Listening to the Philosophers offers the first comprehensive look into how philosophy was taught in antiquity through a stimulating study of lectures by ancient philosophers that were recorded by their students. Raffaella Cribiore shows how the study of notes—whether Philodemus of Gadara's notes of Zeno's lectures in the first century BCE, or Arrian recording the Discourses of Epictetus in the second century CE, or the students of Didymus the Blind in the fourth century and Olympiodorus in the sixth century—can enable us to understand the methods and practices of what was an orally conducted education.
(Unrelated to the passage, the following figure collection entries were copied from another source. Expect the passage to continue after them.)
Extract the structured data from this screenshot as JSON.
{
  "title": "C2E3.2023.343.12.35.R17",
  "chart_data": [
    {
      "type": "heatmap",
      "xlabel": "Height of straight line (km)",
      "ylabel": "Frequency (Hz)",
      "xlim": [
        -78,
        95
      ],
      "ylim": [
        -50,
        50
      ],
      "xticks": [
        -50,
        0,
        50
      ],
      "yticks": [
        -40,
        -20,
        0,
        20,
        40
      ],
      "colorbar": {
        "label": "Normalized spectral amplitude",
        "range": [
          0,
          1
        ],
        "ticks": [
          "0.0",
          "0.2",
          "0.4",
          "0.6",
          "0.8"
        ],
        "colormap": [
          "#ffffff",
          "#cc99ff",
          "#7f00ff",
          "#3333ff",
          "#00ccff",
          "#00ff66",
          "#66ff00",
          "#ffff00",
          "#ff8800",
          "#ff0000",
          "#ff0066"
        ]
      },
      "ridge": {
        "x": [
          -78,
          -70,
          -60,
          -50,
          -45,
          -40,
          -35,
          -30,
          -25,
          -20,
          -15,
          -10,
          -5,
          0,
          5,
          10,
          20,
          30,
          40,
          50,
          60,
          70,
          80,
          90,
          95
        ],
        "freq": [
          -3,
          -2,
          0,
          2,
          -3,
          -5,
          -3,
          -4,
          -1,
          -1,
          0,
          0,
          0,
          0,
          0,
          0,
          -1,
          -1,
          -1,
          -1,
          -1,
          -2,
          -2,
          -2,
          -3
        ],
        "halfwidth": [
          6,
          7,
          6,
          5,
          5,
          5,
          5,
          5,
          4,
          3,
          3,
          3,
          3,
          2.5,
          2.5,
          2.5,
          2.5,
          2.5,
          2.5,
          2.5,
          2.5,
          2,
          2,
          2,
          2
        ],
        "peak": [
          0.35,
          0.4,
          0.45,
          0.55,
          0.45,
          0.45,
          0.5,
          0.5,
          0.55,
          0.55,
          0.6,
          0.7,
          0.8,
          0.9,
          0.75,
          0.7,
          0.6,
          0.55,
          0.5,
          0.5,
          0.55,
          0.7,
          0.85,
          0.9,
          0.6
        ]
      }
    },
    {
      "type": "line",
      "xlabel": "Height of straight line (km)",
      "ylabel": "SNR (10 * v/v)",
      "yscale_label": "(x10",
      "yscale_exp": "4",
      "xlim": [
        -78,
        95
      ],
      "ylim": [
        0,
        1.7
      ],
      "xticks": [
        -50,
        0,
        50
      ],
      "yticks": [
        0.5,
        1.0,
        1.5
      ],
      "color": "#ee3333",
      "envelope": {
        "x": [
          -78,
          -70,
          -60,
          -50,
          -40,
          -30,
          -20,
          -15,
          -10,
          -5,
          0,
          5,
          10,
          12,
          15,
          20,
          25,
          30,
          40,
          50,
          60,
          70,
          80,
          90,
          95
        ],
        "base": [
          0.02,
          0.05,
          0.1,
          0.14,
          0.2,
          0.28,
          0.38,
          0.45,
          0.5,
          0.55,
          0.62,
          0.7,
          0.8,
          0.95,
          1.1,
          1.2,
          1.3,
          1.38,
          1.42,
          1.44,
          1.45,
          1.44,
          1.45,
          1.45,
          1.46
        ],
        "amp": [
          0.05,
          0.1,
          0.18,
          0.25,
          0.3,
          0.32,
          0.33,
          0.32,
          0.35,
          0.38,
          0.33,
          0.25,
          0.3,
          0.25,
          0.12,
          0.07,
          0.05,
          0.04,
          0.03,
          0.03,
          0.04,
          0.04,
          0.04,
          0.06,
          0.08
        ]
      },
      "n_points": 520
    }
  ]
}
By considering the pedagogical and mnemonic role of notetaking in ancient education, Listening to the Philosophers demonstrates how in antiquity the written and the spoken worlds were intimately intertwined.
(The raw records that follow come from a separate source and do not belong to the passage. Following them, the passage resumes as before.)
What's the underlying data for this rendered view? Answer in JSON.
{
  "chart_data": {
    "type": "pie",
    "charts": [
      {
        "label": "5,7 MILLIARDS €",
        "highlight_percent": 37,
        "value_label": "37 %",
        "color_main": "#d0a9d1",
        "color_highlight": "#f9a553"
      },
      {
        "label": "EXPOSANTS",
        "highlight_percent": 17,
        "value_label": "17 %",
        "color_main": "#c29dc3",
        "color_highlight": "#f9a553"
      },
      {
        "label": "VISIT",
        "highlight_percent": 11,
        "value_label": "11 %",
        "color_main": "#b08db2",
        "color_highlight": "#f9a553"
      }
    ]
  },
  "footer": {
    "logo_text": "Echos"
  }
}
The Problem of Evil in the Ancient World

The Problem of Evil in the Ancient World
Author :
Publisher : Wipf and Stock Publishers
Total Pages : 325
Release :
ISBN-10 : 9781725271654
ISBN-13 : 1725271656
Rating : 4/5 (54 Downloads)

Synopsis The Problem of Evil in the Ancient World by : Mark Edwards

The aim of this book is to ascertain how ancient Greek and Latin authors, both pagan and Christian, formulated and answered what is now called the problem of evil. The survey ranges chronologically from the classical and Hellenistic eras, through the Roman era, to the end of the pagan world. Six of the twelve chapters are devoted to Christianity (including Manichaeism), as one thesis of the book is that the problem of evil takes an acute form only for Christians, since no other philosophy of antiquity posits a personal God exercising providence over individuals without having to overcome countervailing forces. None the less it will also be shown that Greek philosophies, Platonism in particular, come close to the Christian formulation. Being conscious of the affinity between Greek thought and their own, early Christians respond to the problem of evil in the same way as the philosophers, by questioning the existence of evil rather than of the divine.
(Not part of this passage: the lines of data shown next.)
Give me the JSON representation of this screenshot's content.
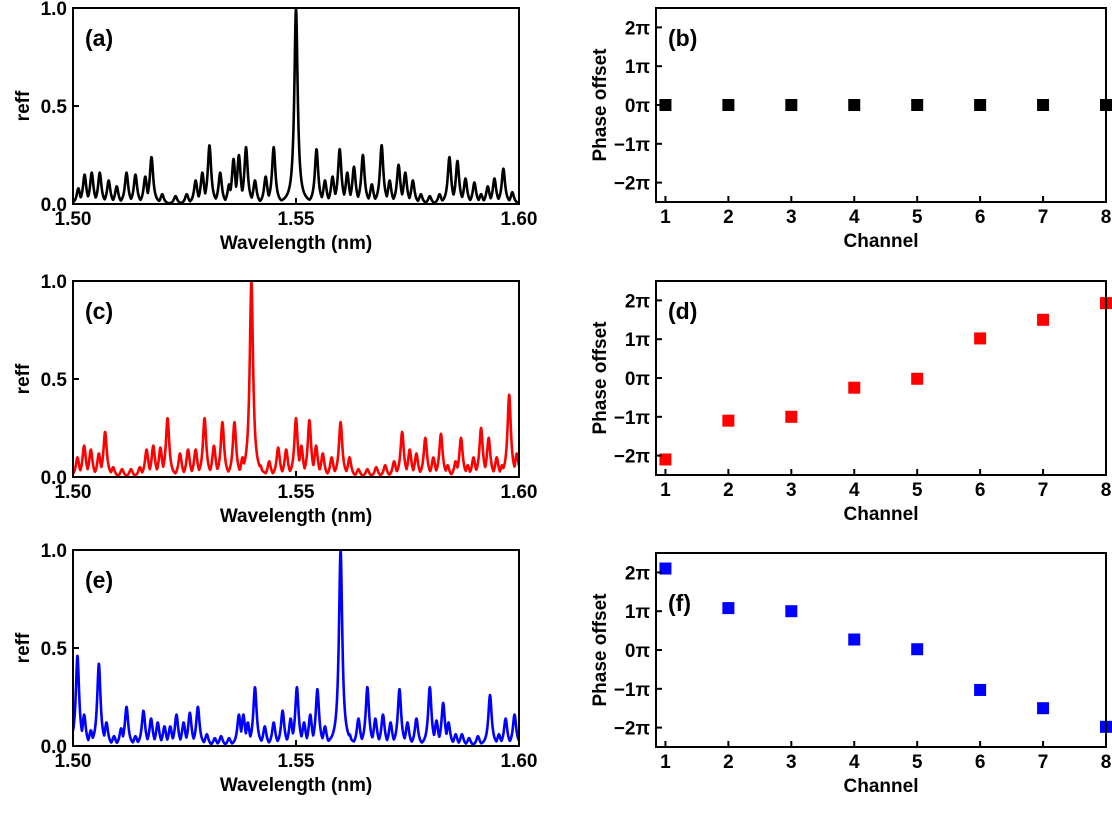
{
  "chart_data": [
    {
      "id": "a",
      "panel_label": "(a)",
      "type": "line",
      "title": "",
      "xlabel": "Wavelength (nm)",
      "ylabel": "reff",
      "xlim": [
        1.5,
        1.6
      ],
      "ylim": [
        0,
        1.0
      ],
      "xticks": [
        1.5,
        1.55,
        1.6
      ],
      "xtick_labels": [
        "1.50",
        "1.55",
        "1.60"
      ],
      "yticks": [
        0,
        0.5,
        1.0
      ],
      "ytick_labels": [
        "0.0",
        "0.5",
        "1.0"
      ],
      "grid": false,
      "series": [
        {
          "color": "#000000",
          "peaks": [
            [
              1.5012,
              0.08
            ],
            [
              1.5026,
              0.15
            ],
            [
              1.5042,
              0.16
            ],
            [
              1.506,
              0.16
            ],
            [
              1.508,
              0.12
            ],
            [
              1.5098,
              0.09
            ],
            [
              1.512,
              0.16
            ],
            [
              1.514,
              0.15
            ],
            [
              1.5162,
              0.14
            ],
            [
              1.5176,
              0.24
            ],
            [
              1.52,
              0.05
            ],
            [
              1.523,
              0.04
            ],
            [
              1.5255,
              0.05
            ],
            [
              1.5275,
              0.12
            ],
            [
              1.529,
              0.16
            ],
            [
              1.5306,
              0.3
            ],
            [
              1.533,
              0.16
            ],
            [
              1.535,
              0.1
            ],
            [
              1.536,
              0.23
            ],
            [
              1.5372,
              0.25
            ],
            [
              1.5388,
              0.29
            ],
            [
              1.5408,
              0.12
            ],
            [
              1.5432,
              0.14
            ],
            [
              1.545,
              0.29
            ],
            [
              1.5475,
              0.03
            ],
            [
              1.55,
              1.0
            ],
            [
              1.5525,
              0.03
            ],
            [
              1.5546,
              0.28
            ],
            [
              1.5565,
              0.12
            ],
            [
              1.5582,
              0.14
            ],
            [
              1.5598,
              0.28
            ],
            [
              1.5615,
              0.16
            ],
            [
              1.563,
              0.19
            ],
            [
              1.565,
              0.25
            ],
            [
              1.567,
              0.1
            ],
            [
              1.5692,
              0.3
            ],
            [
              1.571,
              0.12
            ],
            [
              1.573,
              0.2
            ],
            [
              1.5745,
              0.16
            ],
            [
              1.5762,
              0.12
            ],
            [
              1.578,
              0.05
            ],
            [
              1.58,
              0.04
            ],
            [
              1.5822,
              0.05
            ],
            [
              1.5844,
              0.24
            ],
            [
              1.5862,
              0.22
            ],
            [
              1.588,
              0.13
            ],
            [
              1.59,
              0.11
            ],
            [
              1.5915,
              0.05
            ],
            [
              1.593,
              0.09
            ],
            [
              1.5945,
              0.13
            ],
            [
              1.5965,
              0.18
            ],
            [
              1.5985,
              0.06
            ]
          ]
        }
      ]
    },
    {
      "id": "b",
      "panel_label": "(b)",
      "type": "scatter",
      "title": "",
      "xlabel": "Channel",
      "ylabel": "Phase offset",
      "xlim": [
        0.85,
        8.0
      ],
      "ylim": [
        -2.5,
        2.5
      ],
      "xticks": [
        1,
        2,
        3,
        4,
        5,
        6,
        7,
        8
      ],
      "xtick_labels": [
        "1",
        "2",
        "3",
        "4",
        "5",
        "6",
        "7",
        "8"
      ],
      "yticks": [
        -2,
        -1,
        0,
        1,
        2
      ],
      "ytick_labels": [
        "−2π",
        "−1π",
        "0π",
        "1π",
        "2π"
      ],
      "grid": false,
      "series": [
        {
          "color": "#000000",
          "x": [
            1,
            2,
            3,
            4,
            5,
            6,
            7,
            8
          ],
          "y": [
            0,
            0,
            0,
            0,
            0,
            0,
            0,
            0
          ]
        }
      ]
    },
    {
      "id": "c",
      "panel_label": "(c)",
      "type": "line",
      "title": "",
      "xlabel": "Wavelength (nm)",
      "ylabel": "reff",
      "xlim": [
        1.5,
        1.6
      ],
      "ylim": [
        0,
        1.0
      ],
      "xticks": [
        1.5,
        1.55,
        1.6
      ],
      "xtick_labels": [
        "1.50",
        "1.55",
        "1.60"
      ],
      "yticks": [
        0,
        0.5,
        1.0
      ],
      "ytick_labels": [
        "0.0",
        "0.5",
        "1.0"
      ],
      "grid": false,
      "series": [
        {
          "color": "#ff0000",
          "peaks": [
            [
              1.501,
              0.1
            ],
            [
              1.5025,
              0.16
            ],
            [
              1.504,
              0.14
            ],
            [
              1.5058,
              0.12
            ],
            [
              1.5072,
              0.23
            ],
            [
              1.509,
              0.05
            ],
            [
              1.511,
              0.04
            ],
            [
              1.513,
              0.04
            ],
            [
              1.515,
              0.05
            ],
            [
              1.5165,
              0.14
            ],
            [
              1.518,
              0.16
            ],
            [
              1.5196,
              0.15
            ],
            [
              1.5212,
              0.3
            ],
            [
              1.524,
              0.12
            ],
            [
              1.5258,
              0.14
            ],
            [
              1.5275,
              0.14
            ],
            [
              1.5295,
              0.3
            ],
            [
              1.5316,
              0.16
            ],
            [
              1.5335,
              0.28
            ],
            [
              1.5362,
              0.28
            ],
            [
              1.538,
              0.1
            ],
            [
              1.54,
              1.0
            ],
            [
              1.542,
              0.06
            ],
            [
              1.544,
              0.08
            ],
            [
              1.546,
              0.15
            ],
            [
              1.5478,
              0.14
            ],
            [
              1.55,
              0.3
            ],
            [
              1.5512,
              0.16
            ],
            [
              1.553,
              0.29
            ],
            [
              1.5545,
              0.16
            ],
            [
              1.556,
              0.12
            ],
            [
              1.558,
              0.1
            ],
            [
              1.56,
              0.28
            ],
            [
              1.562,
              0.1
            ],
            [
              1.564,
              0.04
            ],
            [
              1.566,
              0.04
            ],
            [
              1.568,
              0.05
            ],
            [
              1.57,
              0.06
            ],
            [
              1.572,
              0.08
            ],
            [
              1.5738,
              0.23
            ],
            [
              1.5755,
              0.14
            ],
            [
              1.577,
              0.12
            ],
            [
              1.579,
              0.2
            ],
            [
              1.5808,
              0.1
            ],
            [
              1.5825,
              0.22
            ],
            [
              1.584,
              0.06
            ],
            [
              1.5858,
              0.08
            ],
            [
              1.587,
              0.2
            ],
            [
              1.5885,
              0.06
            ],
            [
              1.5898,
              0.1
            ],
            [
              1.5915,
              0.25
            ],
            [
              1.5932,
              0.2
            ],
            [
              1.595,
              0.1
            ],
            [
              1.5962,
              0.06
            ],
            [
              1.5978,
              0.42
            ],
            [
              1.5995,
              0.12
            ]
          ]
        }
      ]
    },
    {
      "id": "d",
      "panel_label": "(d)",
      "type": "scatter",
      "title": "",
      "xlabel": "Channel",
      "ylabel": "Phase offset",
      "xlim": [
        0.85,
        8.0
      ],
      "ylim": [
        -2.5,
        2.5
      ],
      "xticks": [
        1,
        2,
        3,
        4,
        5,
        6,
        7,
        8
      ],
      "xtick_labels": [
        "1",
        "2",
        "3",
        "4",
        "5",
        "6",
        "7",
        "8"
      ],
      "yticks": [
        -2,
        -1,
        0,
        1,
        2
      ],
      "ytick_labels": [
        "−2π",
        "−1π",
        "0π",
        "1π",
        "2π"
      ],
      "grid": false,
      "series": [
        {
          "color": "#ff0000",
          "x": [
            1,
            2,
            3,
            4,
            5,
            6,
            7,
            8
          ],
          "y": [
            -2.1,
            -1.1,
            -1.0,
            -0.25,
            -0.02,
            1.02,
            1.5,
            1.93
          ]
        }
      ]
    },
    {
      "id": "e",
      "panel_label": "(e)",
      "type": "line",
      "title": "",
      "xlabel": "Wavelength (nm)",
      "ylabel": "reff",
      "xlim": [
        1.5,
        1.6
      ],
      "ylim": [
        0,
        1.0
      ],
      "xticks": [
        1.5,
        1.55,
        1.6
      ],
      "xtick_labels": [
        "1.50",
        "1.55",
        "1.60"
      ],
      "yticks": [
        0,
        0.5,
        1.0
      ],
      "ytick_labels": [
        "0.0",
        "0.5",
        "1.0"
      ],
      "grid": false,
      "series": [
        {
          "color": "#0000ff",
          "peaks": [
            [
              1.501,
              0.46
            ],
            [
              1.5025,
              0.16
            ],
            [
              1.504,
              0.08
            ],
            [
              1.5058,
              0.42
            ],
            [
              1.5075,
              0.12
            ],
            [
              1.5092,
              0.05
            ],
            [
              1.5108,
              0.09
            ],
            [
              1.512,
              0.2
            ],
            [
              1.514,
              0.05
            ],
            [
              1.5158,
              0.18
            ],
            [
              1.5175,
              0.14
            ],
            [
              1.519,
              0.12
            ],
            [
              1.5205,
              0.1
            ],
            [
              1.5218,
              0.1
            ],
            [
              1.5232,
              0.16
            ],
            [
              1.5248,
              0.12
            ],
            [
              1.5262,
              0.17
            ],
            [
              1.528,
              0.2
            ],
            [
              1.53,
              0.06
            ],
            [
              1.5318,
              0.04
            ],
            [
              1.5332,
              0.05
            ],
            [
              1.535,
              0.04
            ],
            [
              1.5372,
              0.16
            ],
            [
              1.5382,
              0.16
            ],
            [
              1.5392,
              0.12
            ],
            [
              1.5408,
              0.3
            ],
            [
              1.543,
              0.1
            ],
            [
              1.545,
              0.12
            ],
            [
              1.547,
              0.18
            ],
            [
              1.5488,
              0.14
            ],
            [
              1.5502,
              0.3
            ],
            [
              1.5518,
              0.12
            ],
            [
              1.5532,
              0.16
            ],
            [
              1.5548,
              0.29
            ],
            [
              1.5565,
              0.1
            ],
            [
              1.56,
              1.0
            ],
            [
              1.562,
              0.06
            ],
            [
              1.564,
              0.14
            ],
            [
              1.566,
              0.3
            ],
            [
              1.5678,
              0.14
            ],
            [
              1.5695,
              0.16
            ],
            [
              1.5712,
              0.12
            ],
            [
              1.5732,
              0.29
            ],
            [
              1.575,
              0.12
            ],
            [
              1.577,
              0.14
            ],
            [
              1.58,
              0.3
            ],
            [
              1.5815,
              0.13
            ],
            [
              1.583,
              0.22
            ],
            [
              1.5842,
              0.12
            ],
            [
              1.5858,
              0.06
            ],
            [
              1.5872,
              0.06
            ],
            [
              1.5888,
              0.04
            ],
            [
              1.5908,
              0.05
            ],
            [
              1.5935,
              0.26
            ],
            [
              1.5955,
              0.06
            ],
            [
              1.597,
              0.14
            ],
            [
              1.599,
              0.16
            ]
          ]
        }
      ]
    },
    {
      "id": "f",
      "panel_label": "(f)",
      "type": "scatter",
      "title": "",
      "xlabel": "Channel",
      "ylabel": "Phase offset",
      "xlim": [
        0.85,
        8.0
      ],
      "ylim": [
        -2.5,
        2.5
      ],
      "xticks": [
        1,
        2,
        3,
        4,
        5,
        6,
        7,
        8
      ],
      "xtick_labels": [
        "1",
        "2",
        "3",
        "4",
        "5",
        "6",
        "7",
        "8"
      ],
      "yticks": [
        -2,
        -1,
        0,
        1,
        2
      ],
      "ytick_labels": [
        "−2π",
        "−1π",
        "0π",
        "1π",
        "2π"
      ],
      "grid": false,
      "series": [
        {
          "color": "#0000ff",
          "x": [
            1,
            2,
            3,
            4,
            5,
            6,
            7,
            8
          ],
          "y": [
            2.1,
            1.08,
            1.0,
            0.27,
            0.02,
            -1.03,
            -1.5,
            -1.98
          ]
        }
      ]
    }
  ]
}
New Approaches to the Study of Biblical Interpretation in Judaism of the Second Temple Period and in Early Christianity

New Approaches to the Study of Biblical Interpretation in Judaism of the Second Temple Period and in Early Christianity
Author :
Publisher : BRILL
Total Pages : 316
Release :
ISBN-10 : 9789004245006
ISBN-13 : 9004245006
Rating : 4/5 (06 Downloads)

Synopsis New Approaches to the Study of Biblical Interpretation in Judaism of the Second Temple Period and in Early Christianity by : Gary A. Anderson

2007 marked the 60th anniversary of the discovery of the first Dead Sea Scrolls. The 11th International Orion Symposium (January, 2007), “New Approaches to the Study of Biblical Interpretation in the Second Temple Period and in Early Christianity,” provided a measure of the ways in which the discovery of the scrolls has altered the paradigms for textual and historical studies in the intervening six decades. The papers in this volume address such issues as the connections and distinctions between Jewish interpretation within the Land of Israel and outside of it; between Jewish and Christian exegesis in earlier and later periods; between biblical interpretation in literature and in art; between interpretation and the formation of the biblical canon.